NEL MEZZO DEL CAMIN...
Cheguei. Chegaste. Vinhas fatigada
E triste, e triste e fatigado eu vinha.
Tinhas a alma de sonhos povoada,
E a alma de sonhos povoada eu tinha...
E paramos de súbito na estrada
Da vida: longos anos, presa à minha
A tua mão, a vista deslumbrada
Tive da luz que teu olhar continha.
Hoje, segues de novo... Na partida
Nem o pranto os teus olhos umedece,
Nem te comove a dor da despedida.
E eu, solitário, volto a face, e tremo,
Vendo o teu vulto que desaparece
Na extrema curva do caminho extremo
O título “Nel
Mezzo Del Camin...” (“no meio do caminho”) dialoga
com “A Divina Comédia”, de
Dante Alighieri, através da intelectualidade do primeiro verso desta obra, que fala dos trinta e cinco anos do poeta
italiano, da “metade do caminho da vida”, da incompletude metaforizada pela
“selva escura”.
Nel mezzo del
camin de nostra vita
mi retrovai por una selva oscura:
ché la viritta via era smarrita
A meio caminho de nossa vida
fui me encontrar em uma selva escura:
estava a reta a minha via perdida.
A sua interpretação pode ser (entre outras) a de obstáculo a ser
transposto na viagem rumo à revelação da Verdade Divina ou rumo ao destino,
momento de encontro do poeta caminhante (protagonista do
poema épico, posto ser uma narrativa da sua aventura na
travessia dos círculos do Inferno) consigo mesmo - viagem ao interior
de si cujo movimento subjetivo de mergulho no Ser é da ordem do lírico.
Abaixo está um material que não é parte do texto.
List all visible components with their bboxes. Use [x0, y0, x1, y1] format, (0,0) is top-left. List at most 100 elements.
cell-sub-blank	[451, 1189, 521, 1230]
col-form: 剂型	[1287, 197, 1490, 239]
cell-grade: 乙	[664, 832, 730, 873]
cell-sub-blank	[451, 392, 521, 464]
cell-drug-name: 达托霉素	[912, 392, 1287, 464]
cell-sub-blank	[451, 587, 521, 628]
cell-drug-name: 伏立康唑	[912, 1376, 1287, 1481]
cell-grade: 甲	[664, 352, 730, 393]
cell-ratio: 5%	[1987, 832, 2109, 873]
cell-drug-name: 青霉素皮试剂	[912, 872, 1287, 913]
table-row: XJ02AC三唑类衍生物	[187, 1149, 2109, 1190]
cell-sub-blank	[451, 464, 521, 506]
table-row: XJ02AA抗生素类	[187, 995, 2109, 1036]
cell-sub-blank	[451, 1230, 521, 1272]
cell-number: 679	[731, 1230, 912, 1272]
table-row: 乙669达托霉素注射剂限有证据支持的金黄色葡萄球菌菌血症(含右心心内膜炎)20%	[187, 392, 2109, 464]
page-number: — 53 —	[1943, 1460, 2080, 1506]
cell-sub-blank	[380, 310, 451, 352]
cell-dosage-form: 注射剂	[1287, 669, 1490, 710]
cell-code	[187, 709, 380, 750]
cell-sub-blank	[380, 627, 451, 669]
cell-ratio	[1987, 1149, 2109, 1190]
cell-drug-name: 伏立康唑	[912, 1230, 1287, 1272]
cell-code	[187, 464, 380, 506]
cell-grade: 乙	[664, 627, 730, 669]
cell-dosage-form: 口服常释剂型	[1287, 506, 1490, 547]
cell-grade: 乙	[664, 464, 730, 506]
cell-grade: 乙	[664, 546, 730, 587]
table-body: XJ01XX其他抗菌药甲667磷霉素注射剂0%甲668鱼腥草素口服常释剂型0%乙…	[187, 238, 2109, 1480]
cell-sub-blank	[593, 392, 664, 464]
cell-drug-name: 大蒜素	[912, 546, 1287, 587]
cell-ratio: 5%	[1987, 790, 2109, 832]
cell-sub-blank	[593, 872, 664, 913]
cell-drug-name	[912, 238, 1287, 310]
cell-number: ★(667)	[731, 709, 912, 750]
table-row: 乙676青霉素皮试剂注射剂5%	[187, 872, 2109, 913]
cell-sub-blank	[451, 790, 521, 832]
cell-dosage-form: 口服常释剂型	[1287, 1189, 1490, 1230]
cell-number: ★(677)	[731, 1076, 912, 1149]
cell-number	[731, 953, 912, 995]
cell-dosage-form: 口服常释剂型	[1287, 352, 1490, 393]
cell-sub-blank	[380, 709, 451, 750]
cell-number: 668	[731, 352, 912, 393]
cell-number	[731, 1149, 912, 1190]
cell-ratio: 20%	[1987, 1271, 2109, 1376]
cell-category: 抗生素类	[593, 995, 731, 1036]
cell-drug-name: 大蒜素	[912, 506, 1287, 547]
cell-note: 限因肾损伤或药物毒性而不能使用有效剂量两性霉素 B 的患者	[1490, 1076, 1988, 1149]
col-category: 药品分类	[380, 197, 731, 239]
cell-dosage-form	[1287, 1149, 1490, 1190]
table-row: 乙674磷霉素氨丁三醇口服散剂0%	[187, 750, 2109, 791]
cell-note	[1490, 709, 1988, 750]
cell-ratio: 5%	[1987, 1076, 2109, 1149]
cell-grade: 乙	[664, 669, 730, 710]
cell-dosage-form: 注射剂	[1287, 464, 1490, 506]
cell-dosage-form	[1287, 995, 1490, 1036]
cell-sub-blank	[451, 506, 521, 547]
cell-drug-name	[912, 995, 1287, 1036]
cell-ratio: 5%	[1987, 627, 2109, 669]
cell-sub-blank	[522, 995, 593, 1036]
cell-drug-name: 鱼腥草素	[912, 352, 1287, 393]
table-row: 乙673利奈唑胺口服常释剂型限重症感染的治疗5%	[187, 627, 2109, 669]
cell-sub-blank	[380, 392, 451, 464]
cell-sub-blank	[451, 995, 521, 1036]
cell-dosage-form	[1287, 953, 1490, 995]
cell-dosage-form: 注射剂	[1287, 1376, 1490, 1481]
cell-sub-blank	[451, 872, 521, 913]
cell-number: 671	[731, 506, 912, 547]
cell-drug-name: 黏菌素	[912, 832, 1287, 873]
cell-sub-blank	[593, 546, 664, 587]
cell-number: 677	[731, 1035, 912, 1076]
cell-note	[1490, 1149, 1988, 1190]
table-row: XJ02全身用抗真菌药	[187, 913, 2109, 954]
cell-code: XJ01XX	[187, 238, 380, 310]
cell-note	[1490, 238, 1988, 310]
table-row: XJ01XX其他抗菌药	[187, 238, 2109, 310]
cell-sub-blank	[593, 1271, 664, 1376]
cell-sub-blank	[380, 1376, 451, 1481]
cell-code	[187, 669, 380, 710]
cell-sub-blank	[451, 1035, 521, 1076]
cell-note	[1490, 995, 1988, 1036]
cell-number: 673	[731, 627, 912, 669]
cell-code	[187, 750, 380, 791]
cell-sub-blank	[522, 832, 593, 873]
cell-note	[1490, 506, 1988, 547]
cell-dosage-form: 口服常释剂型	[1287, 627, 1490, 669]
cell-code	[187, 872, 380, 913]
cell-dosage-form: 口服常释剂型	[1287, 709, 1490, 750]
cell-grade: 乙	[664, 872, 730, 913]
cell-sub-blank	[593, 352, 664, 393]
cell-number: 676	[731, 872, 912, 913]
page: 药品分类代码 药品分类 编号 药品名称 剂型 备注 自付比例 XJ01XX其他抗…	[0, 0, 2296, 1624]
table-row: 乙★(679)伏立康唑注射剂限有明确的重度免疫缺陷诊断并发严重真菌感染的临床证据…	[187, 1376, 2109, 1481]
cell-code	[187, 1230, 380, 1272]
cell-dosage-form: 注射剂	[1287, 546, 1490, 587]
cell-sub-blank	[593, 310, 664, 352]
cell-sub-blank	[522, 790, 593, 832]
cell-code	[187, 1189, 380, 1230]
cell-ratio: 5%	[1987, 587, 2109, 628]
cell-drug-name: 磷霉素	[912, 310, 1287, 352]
Aliás, especialmente lírico é o final, momento do clímax, onde temos o encontro
do poeta com seu amor, Beatriz, que lhe aparece envolta em luz, num estado
de beatitude.
O
soneto “Nel Mezzo Del Camin...” se desdobra em três segmentos muito bem
caracterizados: o encontro amoroso; a intensidade da vivência amorosa e a
separação sugerida pela recordação das mãos unidas em tempo passado e agora
afastadas. Dessa forma, o tema se desenvolve entre amor e dor, entrega e
separação.
O
texto segue a forma fixa do soneto, com rimas externas (cruzadas e alternadas)
e versos decassílabos.
Observa-se, também o quiasmo (figura de estilo de repetições invertidas de
termos que se cruzam), retratando o dualismo existencial (encontro X separação)
e o paralelismo na primeira estrofe.
Na segunda estrofe, nota-se a sonoridade do
primeiro verso e o enjambement
ao fim de cada verso criando um relaxamento da tensão, que vinha crescendo
desde o primeiro verso até o momento da parada súbita.
No primeiro terceto é
interessante observar a cesura após "novo" (no primeiro verso), o enjambement entre esse verso e o seguinte, e o fato de que
o sujeito lírico deixa de falar sobre ele e a amada (eu + ela = nós) e passa a
falar exclusivamente dela.
Note-se
a "dureza" da pessoa que parte, que não demonstra sofrer (aos olhos
do sujeito lírico) a dor da separação na medida em que não chora nem demonstra
se comover com a despedida.
No
terceto final, o eco do som da sílaba [ter] pode ser interpretado como um registro sonoro do tremor da voz do
sujeito-lírico, que possivelmente está quase a soluçar, após a partida da
amada. Ainda é interessante observar outro aspecto no nível fônico desta
estrofe final: a aliteração do fonema [k] (letras q e c) parece
representar o som forte das passadas da mulher que se afasta
friamente, aparentemente impassível frente a dor do sujeito-lírico.